Drastic changes to the existing landscape of premises-liability law may be on the horizon. The fate of the open-and-obvious doctrine in general and the special-aspect exception in particular hang in the balance as the Supreme Court recently entertained mini-oral argument on the application for leave to appeal in Kandil-Elsayed v F&E Oil on March 2, 2023.
The doctrine has been around for the better part of a century, at least in some form, and become entrenched in the fabric of our premises-liability jurisprudence. The gist of the doctrine is that landowners do not owe invitees a duty to ameliorate or warn of open and obvious conditions—viz., conditions apparent or discoverable upon casual inspection—because such conditions, by their nature, come with their own warnings. The exception to the doctrine is narrow. Landowners may owe invitees a duty to eliminate or warn of open and obvious conditions if special aspects—viz., circumstances or characteristics that make such conditions effectively unavoidable or unreasonably dangerous—exist and give rise to a “uniquely high” likelihood of harm.
The issue that piqued the interest of the Supreme Court is whether the doctrine, as articulated in Lugo v Ameritech Corporation, is compatible with comparative negligence. Given the jurisprudential significance of the issue, the Supreme Court invited amicus curiae to weigh in. Appellate attorneys from Collins Einhorn filed an amicus-curiae brief on behalf of several insurance carriers.
Until now, the Supreme Court has never revisited Lugo. So whether the doctrine is compatible with comparative negligence may seem like an issue of first impression. But the Supreme Court confronted the issue over thirty years ago in Riddle v McLouth Steel Products Corporation and concluded that the doctrine operates in comfortable harmony with comparative negligence.

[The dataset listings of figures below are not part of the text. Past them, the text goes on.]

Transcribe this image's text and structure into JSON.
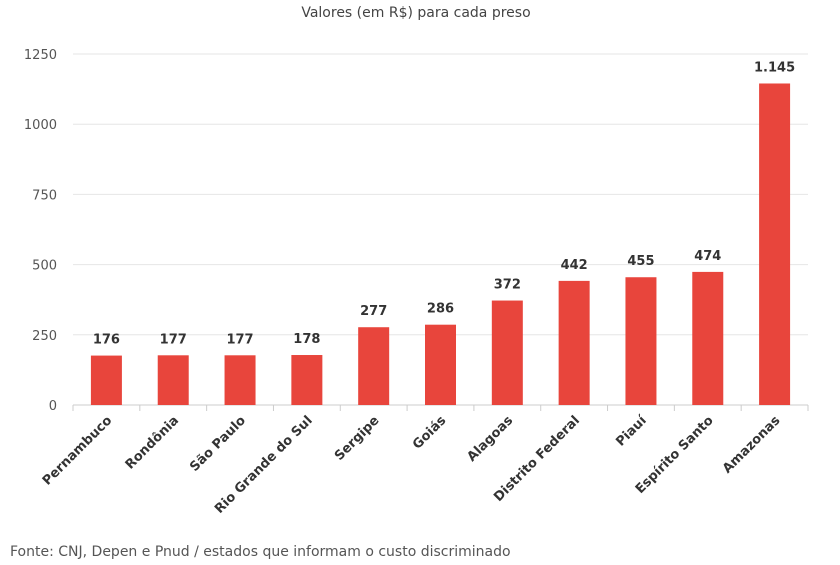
{
  "chart_data": {
    "type": "bar",
    "title": "Valores (em R$) para cada preso",
    "categories": [
      "Pernambuco",
      "Rondônia",
      "São Paulo",
      "Rio Grande do Sul",
      "Sergipe",
      "Goiás",
      "Alagoas",
      "Distrito Federal",
      "Piauí",
      "Espírito Santo",
      "Amazonas"
    ],
    "values": [
      176,
      177,
      177,
      178,
      277,
      286,
      372,
      442,
      455,
      474,
      1145
    ],
    "data_labels": [
      "176",
      "177",
      "177",
      "178",
      "277",
      "286",
      "372",
      "442",
      "455",
      "474",
      "1.145"
    ],
    "yticks": [
      "0",
      "250",
      "500",
      "750",
      "1000",
      "1250"
    ],
    "ylim": [
      0,
      1250
    ],
    "grid": true,
    "bar_color": "#e8453c",
    "source": "Fonte: CNJ, Depen e Pnud / estados que informam o custo discriminado"
  }
}
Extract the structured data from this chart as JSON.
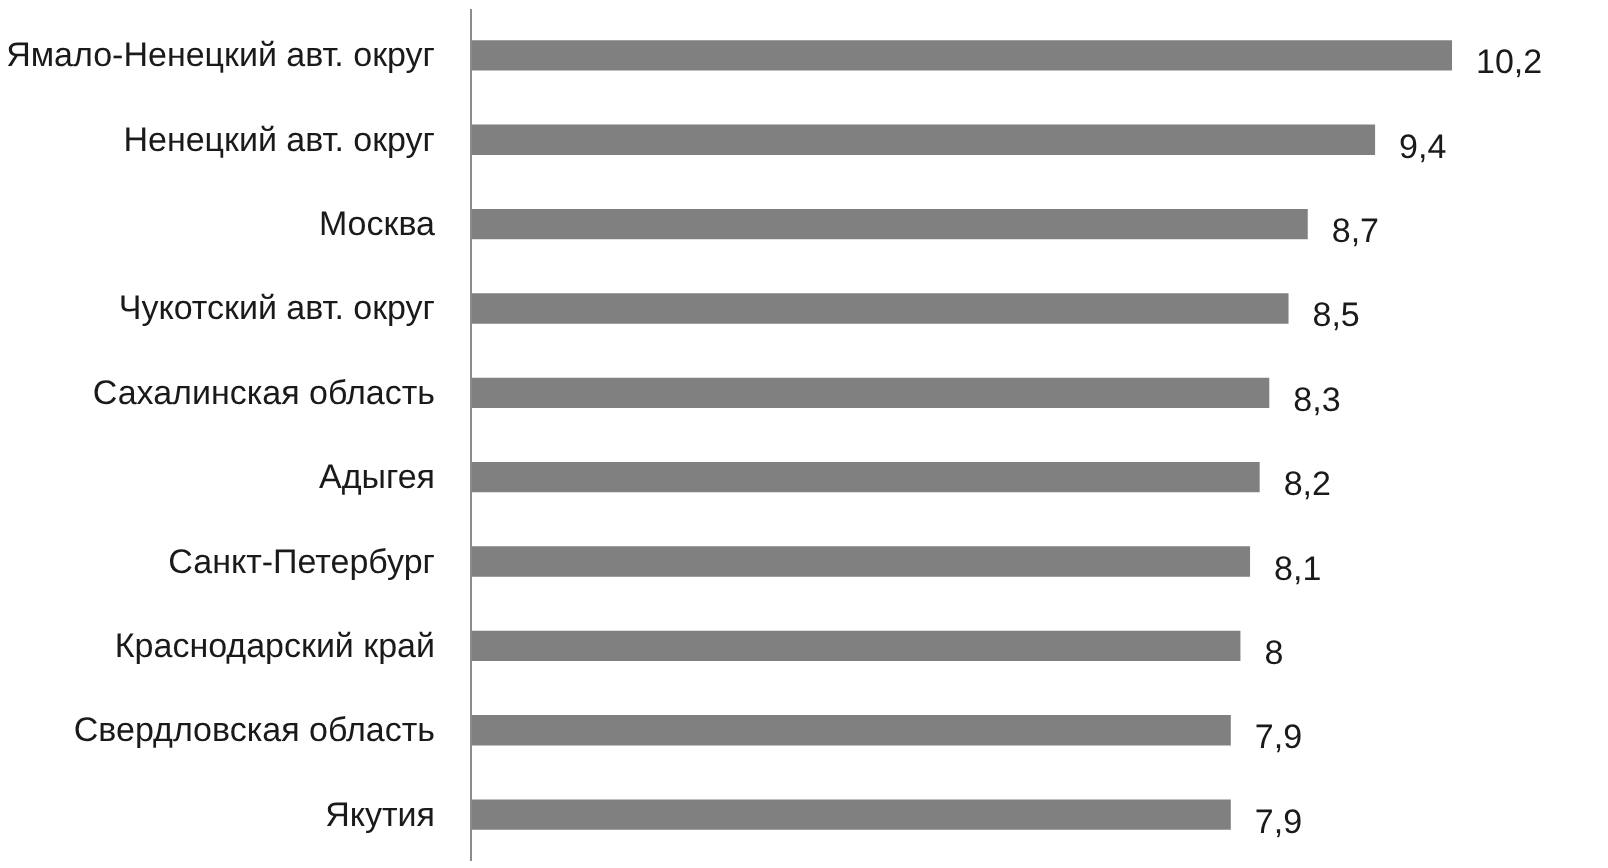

So why is the Supreme Court revisiting Lugo, rather than Riddle? According to some former Supreme Court justices (as well as some Court of Appeals judges), perhaps the problem is the exception to the doctrine, rather than the doctrine itself. They believe that until Lugo, Michigan adhered to the exception catalogued by the American Law Institute in the Restatement (Second) of Torts, which rests on foreseeability. More pointedly, they scoff at the notion that the doctrine speaks to the duty of care and presents a question of law for a court to resolve. In their view, the doctrine speaks to the standard of care and presents a question of fact for a jury to resolve.
We tackled the debate over whether the doctrine speaks to the duty of care or the standard of care. We also explained why, in the end, the debate is purely academic and the result is the same regardless of which side of the debate prevails. We highlighted why the Restatement approach is unworkable. We made a play for judicial restraint and urged the Supreme Court to consider the doctrine of stare decisis, the prudential principle of separation of powers, and the undesirable effect of abrogating the doctrine (or relegating the doctrine to a mere component of the analysis of comparative fault)—such as the unreasonable burden on courts, property and casualty insurers, homeowners and other landowners, small businesses, and consumers.
All told, we urged the Supreme Court to stay the course—to resist the temptation to adopt the Restatement approach, to uphold the doctrine, and to leave Lugo undisturbed. Whether the Supreme Court will do so remains to be seen. Based on the current composition of the Supreme Court, many fear that the doctrine may soon be a thing of the past.